MISSBRAUCH Erzbistum Berlin legt Zwischenbericht vor: Mindestens acht Fälle von Übergriffen durch katholische Geistliche sind in den letzten Jahren angezeigt worden. Staatsanwalt ermittelt gegen Priester

Dem Erzbistum Berlin sind in den vergangenen Jahren von Betroffenen mindestens acht Fälle von mutmaßlichem Missbrauch durch katholische Geistliche angezeigt worden.
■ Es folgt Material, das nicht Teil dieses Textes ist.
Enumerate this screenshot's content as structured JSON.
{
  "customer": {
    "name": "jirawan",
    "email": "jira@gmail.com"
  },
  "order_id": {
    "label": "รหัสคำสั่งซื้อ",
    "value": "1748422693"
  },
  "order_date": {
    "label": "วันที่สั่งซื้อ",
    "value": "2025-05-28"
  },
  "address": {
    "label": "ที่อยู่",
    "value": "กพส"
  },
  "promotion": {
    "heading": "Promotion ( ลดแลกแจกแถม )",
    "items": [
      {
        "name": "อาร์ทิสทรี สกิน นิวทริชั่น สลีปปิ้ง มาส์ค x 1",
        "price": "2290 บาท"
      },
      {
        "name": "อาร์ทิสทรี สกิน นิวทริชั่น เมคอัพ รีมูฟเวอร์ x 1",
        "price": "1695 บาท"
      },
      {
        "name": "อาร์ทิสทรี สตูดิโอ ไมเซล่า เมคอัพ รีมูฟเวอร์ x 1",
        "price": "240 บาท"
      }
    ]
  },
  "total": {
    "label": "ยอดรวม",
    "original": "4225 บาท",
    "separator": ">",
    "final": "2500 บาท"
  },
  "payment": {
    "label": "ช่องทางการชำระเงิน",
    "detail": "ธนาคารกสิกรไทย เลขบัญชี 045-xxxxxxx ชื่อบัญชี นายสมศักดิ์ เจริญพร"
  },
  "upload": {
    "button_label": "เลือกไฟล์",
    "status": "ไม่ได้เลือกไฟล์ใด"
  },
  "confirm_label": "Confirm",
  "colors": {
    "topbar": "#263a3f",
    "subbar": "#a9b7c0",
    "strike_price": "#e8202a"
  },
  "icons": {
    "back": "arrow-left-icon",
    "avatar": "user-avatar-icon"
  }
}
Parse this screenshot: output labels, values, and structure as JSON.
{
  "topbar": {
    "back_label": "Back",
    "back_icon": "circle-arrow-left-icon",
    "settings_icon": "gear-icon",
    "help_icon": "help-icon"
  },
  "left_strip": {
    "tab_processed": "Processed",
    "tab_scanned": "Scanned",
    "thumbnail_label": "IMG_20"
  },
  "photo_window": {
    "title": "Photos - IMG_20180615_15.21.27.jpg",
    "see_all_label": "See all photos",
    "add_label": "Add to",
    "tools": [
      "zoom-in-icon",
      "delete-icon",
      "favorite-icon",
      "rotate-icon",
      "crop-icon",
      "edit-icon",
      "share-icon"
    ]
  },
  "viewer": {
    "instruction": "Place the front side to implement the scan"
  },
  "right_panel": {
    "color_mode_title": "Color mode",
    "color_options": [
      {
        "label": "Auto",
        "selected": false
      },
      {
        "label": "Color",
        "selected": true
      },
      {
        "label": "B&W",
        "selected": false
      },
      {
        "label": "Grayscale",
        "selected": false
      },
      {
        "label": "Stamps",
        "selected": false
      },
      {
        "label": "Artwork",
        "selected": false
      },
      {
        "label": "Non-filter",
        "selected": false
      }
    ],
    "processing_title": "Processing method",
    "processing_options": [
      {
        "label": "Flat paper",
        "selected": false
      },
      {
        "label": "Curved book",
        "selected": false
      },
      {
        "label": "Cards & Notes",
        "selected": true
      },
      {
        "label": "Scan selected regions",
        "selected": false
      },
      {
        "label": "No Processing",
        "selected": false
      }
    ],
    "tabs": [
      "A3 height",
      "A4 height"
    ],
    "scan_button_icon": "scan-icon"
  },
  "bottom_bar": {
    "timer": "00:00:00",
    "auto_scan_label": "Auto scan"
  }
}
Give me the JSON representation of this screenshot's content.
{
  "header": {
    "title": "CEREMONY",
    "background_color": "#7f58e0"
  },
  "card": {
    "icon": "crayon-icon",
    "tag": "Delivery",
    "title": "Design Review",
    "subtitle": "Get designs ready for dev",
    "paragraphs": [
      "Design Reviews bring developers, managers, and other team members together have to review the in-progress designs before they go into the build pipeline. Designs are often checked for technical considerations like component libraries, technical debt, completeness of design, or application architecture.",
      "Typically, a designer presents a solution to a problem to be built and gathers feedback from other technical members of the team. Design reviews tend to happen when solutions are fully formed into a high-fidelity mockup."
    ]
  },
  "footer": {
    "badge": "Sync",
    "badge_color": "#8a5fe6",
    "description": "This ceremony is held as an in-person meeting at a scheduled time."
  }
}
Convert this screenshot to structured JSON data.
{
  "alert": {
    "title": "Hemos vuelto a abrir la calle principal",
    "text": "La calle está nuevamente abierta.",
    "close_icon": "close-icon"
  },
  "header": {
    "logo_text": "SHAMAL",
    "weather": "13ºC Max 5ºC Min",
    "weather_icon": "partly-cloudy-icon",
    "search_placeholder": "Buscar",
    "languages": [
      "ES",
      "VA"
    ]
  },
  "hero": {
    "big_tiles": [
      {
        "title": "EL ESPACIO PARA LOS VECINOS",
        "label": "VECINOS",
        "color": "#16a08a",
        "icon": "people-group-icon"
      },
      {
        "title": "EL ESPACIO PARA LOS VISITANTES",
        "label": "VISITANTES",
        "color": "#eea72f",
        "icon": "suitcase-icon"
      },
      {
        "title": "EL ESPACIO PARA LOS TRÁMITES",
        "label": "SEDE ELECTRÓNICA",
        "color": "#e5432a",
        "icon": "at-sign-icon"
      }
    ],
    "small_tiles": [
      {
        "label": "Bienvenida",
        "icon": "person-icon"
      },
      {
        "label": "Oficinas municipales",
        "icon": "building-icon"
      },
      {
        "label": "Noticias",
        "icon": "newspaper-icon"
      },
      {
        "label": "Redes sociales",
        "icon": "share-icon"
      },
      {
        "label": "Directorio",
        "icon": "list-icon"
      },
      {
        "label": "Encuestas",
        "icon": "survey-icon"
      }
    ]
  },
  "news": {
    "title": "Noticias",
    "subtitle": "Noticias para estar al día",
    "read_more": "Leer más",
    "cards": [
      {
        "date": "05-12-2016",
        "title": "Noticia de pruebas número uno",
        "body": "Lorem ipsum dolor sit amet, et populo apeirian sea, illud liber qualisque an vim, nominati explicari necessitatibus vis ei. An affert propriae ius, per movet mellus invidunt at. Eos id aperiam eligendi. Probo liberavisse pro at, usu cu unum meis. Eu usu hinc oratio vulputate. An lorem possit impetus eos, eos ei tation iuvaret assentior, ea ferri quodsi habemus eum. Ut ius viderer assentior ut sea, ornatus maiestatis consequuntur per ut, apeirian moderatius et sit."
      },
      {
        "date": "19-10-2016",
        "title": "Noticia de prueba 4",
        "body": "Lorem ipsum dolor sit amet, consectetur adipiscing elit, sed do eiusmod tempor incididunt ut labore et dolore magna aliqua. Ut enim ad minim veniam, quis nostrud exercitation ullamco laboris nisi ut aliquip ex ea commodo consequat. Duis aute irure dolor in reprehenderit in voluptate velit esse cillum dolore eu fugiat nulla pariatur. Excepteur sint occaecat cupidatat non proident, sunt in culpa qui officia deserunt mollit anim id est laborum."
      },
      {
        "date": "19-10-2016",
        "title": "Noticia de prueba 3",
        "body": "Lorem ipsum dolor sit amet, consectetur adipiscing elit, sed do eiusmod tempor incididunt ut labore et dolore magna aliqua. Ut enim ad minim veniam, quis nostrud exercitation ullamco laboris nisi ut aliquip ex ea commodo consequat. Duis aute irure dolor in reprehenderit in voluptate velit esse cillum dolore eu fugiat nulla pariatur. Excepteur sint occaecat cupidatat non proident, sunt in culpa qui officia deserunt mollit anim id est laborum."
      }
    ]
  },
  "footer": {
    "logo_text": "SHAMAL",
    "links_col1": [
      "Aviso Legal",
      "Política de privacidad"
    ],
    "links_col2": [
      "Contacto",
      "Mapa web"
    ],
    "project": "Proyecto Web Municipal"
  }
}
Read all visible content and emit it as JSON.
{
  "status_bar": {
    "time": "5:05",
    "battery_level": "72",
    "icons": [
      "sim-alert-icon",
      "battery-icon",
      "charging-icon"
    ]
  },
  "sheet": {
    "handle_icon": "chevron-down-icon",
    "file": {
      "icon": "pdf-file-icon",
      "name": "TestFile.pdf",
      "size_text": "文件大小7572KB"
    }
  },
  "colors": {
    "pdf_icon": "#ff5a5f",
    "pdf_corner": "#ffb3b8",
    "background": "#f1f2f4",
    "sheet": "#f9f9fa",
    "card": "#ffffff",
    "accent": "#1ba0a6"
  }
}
Allein seit Februar dieses Jahres seien fünf Fälle bekannt geworden, die zum Teil mehrere Jahrzehnte zurückliegen, heißt es in dem am Mittwoch vorgelegten Zwischenbericht des Missbrauchsbeauftragten des Erzbistums, Dompropst Stefan Dybowski.

Der jüngste Fall wurde erst im Mai bekannt. Dabei geht es um Vorwürfe des sexuellen Missbrauchs gegen einen Pfarrer, die aus dessen Zeit als Priester des Erzbistums Freiburg stammen sollen. Seit 1989 sei der Beschuldigte als Priester im Erzbistum Berlin tätig. Die Heidelberger Staatsanwaltschaft ermittle bereits gegen ihn.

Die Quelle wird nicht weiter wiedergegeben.